DB managed to survive WW II, though its OG did drop to the low-1040’s. By 1950, it was almost back to its pre-war strength, at 1055º. But it wasn’t to last long. DB was discontinued either in late 1955 or early 1956. And Whitbread concentrated on their other Brown Ale, Forest Brown. A watery beer based on Best Ale, Whitbread’s standard Mild.
You can’t accuse the recipe of being over-complicated. There’s just the base malt, a smidgin of chocolate malt and some No.3 invert sugar. There was a small amount of a proprietary sugar which I’ve replaced by more No. 3. The hops were a combination of Kent, Mid Kent and Sussex. I’ve assumed they were all Fuggles, but feel free to swap some for Goldings.

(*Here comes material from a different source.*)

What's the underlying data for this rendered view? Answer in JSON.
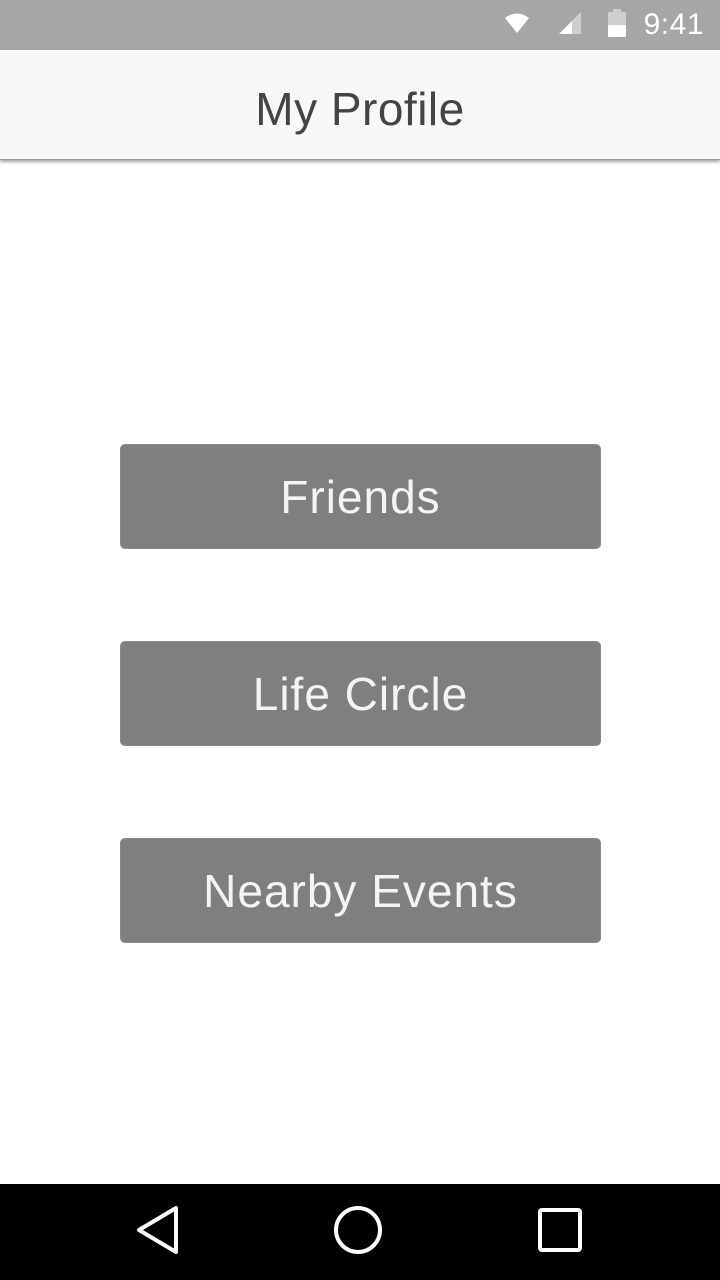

Whitbread went in for very short boils after WW II and this beer is no exception, being boiled for just 60 minutes.
No time to piss around, just to give you the recipe . . .
1954 Whitbread Double Brown | ||
pale malt | 9.00 lb | 82.76% |
chocolate malt | 0.125 lb | 1.15% |
no. 3 invert sugar | 1.75 lb | 16.09% |
Fuggles 60 min | 1.25 oz | |
Fuggles 40 min | 1.25 oz | |
Fuggles 20 min | 1.50 oz | |
OG | 1053 | |
FG | 1014.5 | |
ABV | 5.09 | |
Apparent attenuation | 72.64% | |
IBU | 42 | |
SRM | 30 | |
Mash at | 150º F | |
Sparge at | 168º F | |
Boil time | 60 minutes | |
pitching temp | 62º F | |
Yeast | Wyeast 1099 Whitbread ale |
How similar was the double brown to the Home Brewed beers of the early 20th century?
ReplyDeleteMagnus,
ReplyDeletegood question. Fairly similar, I'd say. Though I've not seen a real Home Brewed recipe.
Cheers,
Ron.
Very different to the sweet style of brown ale, yes. What strikes me is that in certain respects – the heavy hopping and the colour coming from dark malts – it is closer to the modern American brown ale.
ReplyDeleteIt looks remarkably similar to 1958's Whitbread KKKK.
ReplyDeletehttp://barclayperkins.blogspot.ch/2016/01/lets-brew-wednesday-1958-whitbread-kkkk.html
It also looks very tempting, and I'll be having a go at it this weekend.
Just as you suspected this is a cracking pint. Thanks Ron!